Saturday, September 2, 2017

“Burnt Offerings,” by Laurell K. Hamilton

FM’s ratings:
  1. Premise 7
  2. Prose 9
  3. Plot 6
  4. Characters 8
  5. Overall 7
Comments (optional - but try to keep it under 3000 words!)

In all the ways that are most important to me, this novel is quite good; but it has one major flaw and several minor ones. In previous books in this series, I gradually noticed a trend toward over-writing certain "scenes" - to choose an adequately descriptive word. When you have spent 9 or 10 chapters - maybe 80 or 100 pages - in the same room with essentially the same characters and relatively little plot development, a certain species of tedium sets in. Hamilton valiantly tries to maintain extreme tension in these scenes, but the reader begins to chafe. In this book, more than in the first 6, the plot seems to wander a bit, putting main threads "on hold" while our protagonist deals with other emergencies largely unrelated to the central plot-line.
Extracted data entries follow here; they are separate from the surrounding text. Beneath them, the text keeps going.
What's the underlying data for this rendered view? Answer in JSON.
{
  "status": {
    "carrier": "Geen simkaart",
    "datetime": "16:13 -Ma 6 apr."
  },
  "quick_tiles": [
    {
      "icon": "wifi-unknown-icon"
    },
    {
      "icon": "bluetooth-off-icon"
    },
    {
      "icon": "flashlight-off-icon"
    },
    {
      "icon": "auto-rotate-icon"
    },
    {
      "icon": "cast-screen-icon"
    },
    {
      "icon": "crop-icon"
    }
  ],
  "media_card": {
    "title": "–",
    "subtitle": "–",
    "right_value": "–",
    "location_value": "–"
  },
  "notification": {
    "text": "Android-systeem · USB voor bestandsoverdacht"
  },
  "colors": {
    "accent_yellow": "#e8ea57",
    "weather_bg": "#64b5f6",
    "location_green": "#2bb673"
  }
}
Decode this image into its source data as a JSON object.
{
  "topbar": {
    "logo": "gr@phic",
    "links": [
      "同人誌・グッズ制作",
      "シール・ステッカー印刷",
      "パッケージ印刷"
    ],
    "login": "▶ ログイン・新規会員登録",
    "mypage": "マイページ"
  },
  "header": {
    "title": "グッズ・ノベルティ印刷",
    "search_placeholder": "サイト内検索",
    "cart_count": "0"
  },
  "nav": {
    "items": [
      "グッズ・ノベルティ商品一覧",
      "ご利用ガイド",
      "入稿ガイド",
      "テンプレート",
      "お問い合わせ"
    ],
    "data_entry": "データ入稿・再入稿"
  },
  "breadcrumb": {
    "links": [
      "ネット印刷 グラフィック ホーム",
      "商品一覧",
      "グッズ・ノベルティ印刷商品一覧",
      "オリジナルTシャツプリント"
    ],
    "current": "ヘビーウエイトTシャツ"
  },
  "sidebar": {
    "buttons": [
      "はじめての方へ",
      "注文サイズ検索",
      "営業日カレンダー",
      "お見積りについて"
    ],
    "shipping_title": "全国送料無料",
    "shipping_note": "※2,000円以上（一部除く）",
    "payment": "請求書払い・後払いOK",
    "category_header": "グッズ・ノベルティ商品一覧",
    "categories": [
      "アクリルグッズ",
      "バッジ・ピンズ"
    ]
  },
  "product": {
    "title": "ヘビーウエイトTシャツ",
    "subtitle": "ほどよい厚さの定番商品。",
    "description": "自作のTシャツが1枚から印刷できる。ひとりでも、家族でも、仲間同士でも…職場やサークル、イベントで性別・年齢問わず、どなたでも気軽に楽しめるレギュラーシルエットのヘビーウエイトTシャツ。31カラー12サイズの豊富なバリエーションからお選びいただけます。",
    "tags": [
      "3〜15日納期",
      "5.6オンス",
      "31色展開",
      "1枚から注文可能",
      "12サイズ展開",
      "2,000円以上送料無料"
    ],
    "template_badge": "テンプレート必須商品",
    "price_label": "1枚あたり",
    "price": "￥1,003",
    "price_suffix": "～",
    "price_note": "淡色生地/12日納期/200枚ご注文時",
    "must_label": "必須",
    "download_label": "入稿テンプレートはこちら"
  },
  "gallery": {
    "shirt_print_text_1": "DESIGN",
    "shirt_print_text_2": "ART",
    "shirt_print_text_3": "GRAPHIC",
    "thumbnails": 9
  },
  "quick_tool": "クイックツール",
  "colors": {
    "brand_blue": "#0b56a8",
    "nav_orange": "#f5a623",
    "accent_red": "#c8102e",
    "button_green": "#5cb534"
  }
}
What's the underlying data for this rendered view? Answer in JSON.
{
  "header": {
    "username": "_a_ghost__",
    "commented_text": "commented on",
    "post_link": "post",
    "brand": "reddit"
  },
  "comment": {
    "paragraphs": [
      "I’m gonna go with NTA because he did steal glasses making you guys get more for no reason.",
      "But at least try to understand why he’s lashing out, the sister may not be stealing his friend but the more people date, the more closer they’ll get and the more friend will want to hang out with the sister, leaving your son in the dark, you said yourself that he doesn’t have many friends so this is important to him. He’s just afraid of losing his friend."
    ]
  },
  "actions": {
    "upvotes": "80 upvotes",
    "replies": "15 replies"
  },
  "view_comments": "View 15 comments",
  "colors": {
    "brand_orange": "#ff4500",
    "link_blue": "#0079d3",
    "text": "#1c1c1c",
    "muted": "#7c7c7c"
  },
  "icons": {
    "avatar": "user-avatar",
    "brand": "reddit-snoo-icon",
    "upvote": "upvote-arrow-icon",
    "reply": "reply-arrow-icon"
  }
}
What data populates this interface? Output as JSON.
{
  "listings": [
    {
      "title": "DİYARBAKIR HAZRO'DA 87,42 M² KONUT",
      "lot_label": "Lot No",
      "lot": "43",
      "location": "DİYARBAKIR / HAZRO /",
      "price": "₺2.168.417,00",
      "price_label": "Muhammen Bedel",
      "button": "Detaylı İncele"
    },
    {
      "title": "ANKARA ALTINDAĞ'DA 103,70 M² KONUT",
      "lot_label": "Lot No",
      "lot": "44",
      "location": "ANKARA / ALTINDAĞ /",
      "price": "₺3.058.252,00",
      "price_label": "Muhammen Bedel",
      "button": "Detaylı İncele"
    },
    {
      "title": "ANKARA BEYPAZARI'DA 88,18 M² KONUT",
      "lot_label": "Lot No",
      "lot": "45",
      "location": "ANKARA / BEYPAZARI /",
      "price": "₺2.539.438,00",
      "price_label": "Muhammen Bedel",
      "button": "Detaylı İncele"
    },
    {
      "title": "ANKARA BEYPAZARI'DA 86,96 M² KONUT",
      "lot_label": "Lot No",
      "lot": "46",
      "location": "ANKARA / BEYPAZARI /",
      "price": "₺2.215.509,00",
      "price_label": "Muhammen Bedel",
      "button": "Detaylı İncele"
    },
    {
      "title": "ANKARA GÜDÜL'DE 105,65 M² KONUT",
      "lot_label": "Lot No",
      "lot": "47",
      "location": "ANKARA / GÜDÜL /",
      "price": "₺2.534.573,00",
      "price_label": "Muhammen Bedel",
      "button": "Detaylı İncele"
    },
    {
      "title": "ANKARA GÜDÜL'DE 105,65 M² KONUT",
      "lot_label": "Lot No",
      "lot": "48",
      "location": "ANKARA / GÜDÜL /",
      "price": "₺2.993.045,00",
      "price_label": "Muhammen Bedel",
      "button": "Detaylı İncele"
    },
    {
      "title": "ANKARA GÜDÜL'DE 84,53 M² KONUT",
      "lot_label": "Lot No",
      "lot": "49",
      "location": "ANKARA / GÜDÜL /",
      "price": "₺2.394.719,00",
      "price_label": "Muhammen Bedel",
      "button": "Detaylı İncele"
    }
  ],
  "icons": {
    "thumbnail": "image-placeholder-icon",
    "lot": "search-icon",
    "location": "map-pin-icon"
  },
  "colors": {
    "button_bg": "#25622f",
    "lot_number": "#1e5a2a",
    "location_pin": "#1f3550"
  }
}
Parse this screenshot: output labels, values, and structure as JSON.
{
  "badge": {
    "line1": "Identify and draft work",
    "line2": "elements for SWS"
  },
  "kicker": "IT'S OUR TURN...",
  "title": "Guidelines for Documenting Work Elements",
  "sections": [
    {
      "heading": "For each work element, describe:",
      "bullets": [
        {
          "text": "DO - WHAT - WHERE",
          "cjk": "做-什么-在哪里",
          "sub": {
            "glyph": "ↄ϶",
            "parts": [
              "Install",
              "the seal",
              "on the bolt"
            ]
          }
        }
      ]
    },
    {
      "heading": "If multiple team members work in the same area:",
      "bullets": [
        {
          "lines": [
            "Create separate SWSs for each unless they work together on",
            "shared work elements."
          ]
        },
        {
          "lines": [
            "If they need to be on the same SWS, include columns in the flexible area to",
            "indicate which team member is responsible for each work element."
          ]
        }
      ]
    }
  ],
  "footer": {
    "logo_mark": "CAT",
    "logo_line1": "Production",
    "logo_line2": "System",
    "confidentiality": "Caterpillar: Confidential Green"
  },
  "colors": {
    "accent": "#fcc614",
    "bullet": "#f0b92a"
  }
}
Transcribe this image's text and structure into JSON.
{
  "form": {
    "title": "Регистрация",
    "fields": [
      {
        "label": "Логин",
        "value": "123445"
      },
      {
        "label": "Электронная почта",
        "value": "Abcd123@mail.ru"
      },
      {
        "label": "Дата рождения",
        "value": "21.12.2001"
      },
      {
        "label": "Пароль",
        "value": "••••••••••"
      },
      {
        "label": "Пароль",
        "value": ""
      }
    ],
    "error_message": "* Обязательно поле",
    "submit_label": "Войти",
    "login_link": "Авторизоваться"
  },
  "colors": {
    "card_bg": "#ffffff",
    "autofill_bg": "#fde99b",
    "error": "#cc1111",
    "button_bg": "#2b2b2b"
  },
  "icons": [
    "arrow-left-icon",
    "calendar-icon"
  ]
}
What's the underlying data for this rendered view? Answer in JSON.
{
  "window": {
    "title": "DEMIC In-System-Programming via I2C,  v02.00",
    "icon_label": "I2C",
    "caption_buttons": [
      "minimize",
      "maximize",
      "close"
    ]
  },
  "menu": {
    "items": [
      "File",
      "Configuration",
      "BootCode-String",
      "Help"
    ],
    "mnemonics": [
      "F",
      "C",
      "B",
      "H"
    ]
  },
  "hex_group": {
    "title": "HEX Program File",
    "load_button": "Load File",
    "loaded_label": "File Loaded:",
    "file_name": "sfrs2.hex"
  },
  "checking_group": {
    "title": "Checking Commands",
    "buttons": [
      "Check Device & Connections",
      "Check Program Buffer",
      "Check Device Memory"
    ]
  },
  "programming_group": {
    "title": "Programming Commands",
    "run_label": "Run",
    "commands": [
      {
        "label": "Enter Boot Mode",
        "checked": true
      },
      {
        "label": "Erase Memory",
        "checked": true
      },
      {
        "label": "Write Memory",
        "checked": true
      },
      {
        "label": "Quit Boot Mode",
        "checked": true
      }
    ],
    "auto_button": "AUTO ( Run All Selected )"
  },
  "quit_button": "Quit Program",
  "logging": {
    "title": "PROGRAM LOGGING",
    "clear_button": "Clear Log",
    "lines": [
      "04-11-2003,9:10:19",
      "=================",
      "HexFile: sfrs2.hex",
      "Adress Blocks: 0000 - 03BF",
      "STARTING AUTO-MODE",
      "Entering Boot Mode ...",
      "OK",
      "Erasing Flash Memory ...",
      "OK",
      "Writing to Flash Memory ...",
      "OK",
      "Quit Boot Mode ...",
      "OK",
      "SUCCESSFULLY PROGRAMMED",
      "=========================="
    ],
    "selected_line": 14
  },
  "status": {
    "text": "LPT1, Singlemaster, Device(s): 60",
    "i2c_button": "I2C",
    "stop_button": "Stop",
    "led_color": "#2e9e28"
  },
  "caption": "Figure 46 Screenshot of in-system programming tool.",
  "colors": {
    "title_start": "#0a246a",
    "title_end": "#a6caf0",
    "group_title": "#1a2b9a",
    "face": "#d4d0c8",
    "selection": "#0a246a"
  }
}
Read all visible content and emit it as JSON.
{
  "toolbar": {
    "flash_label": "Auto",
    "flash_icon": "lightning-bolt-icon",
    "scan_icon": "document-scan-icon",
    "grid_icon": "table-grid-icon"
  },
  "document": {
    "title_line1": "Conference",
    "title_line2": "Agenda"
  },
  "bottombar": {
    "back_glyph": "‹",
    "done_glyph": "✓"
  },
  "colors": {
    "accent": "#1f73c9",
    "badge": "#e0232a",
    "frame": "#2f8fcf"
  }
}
The central plot-line here seems to have been meant to be the mystery of an individual supernatural baddie that is setting major fires throughout Saint Louis through mental powers alone. Hence the title, "Burnt Offerings." We're soon sidetracked by a sub-plot which itself seems to be usurped by a sub-sub-plot which veers off on still another tangent of its own. At least, this is the impression one gets. Maybe we're supposed to see more of a connection between these story-lines prior to the explanation at the end, but I have more than a little difficulty keeping it all straight - maybe because I also read other books at the same time. Hamilton's distinctive brand of humor - one almost wants to call it Anita Blake's humor, as she delivers it in her first-person narrative - is present, but a little too understated here in favor of dark and dangerous tension. I had read, before delving into this series, that it atrophied in its later books from sinister supernatural suspense leavened with semi-trashy romance to mostly trashy romance with less suspense. I'm not finding this to be the case. Maybe that happens later. But a different kind of tedium is setting in which begins to feel like we're reading the same book over and over. We're not quite there yet, either, but I do find myself hesitating to move on to the next book in the series.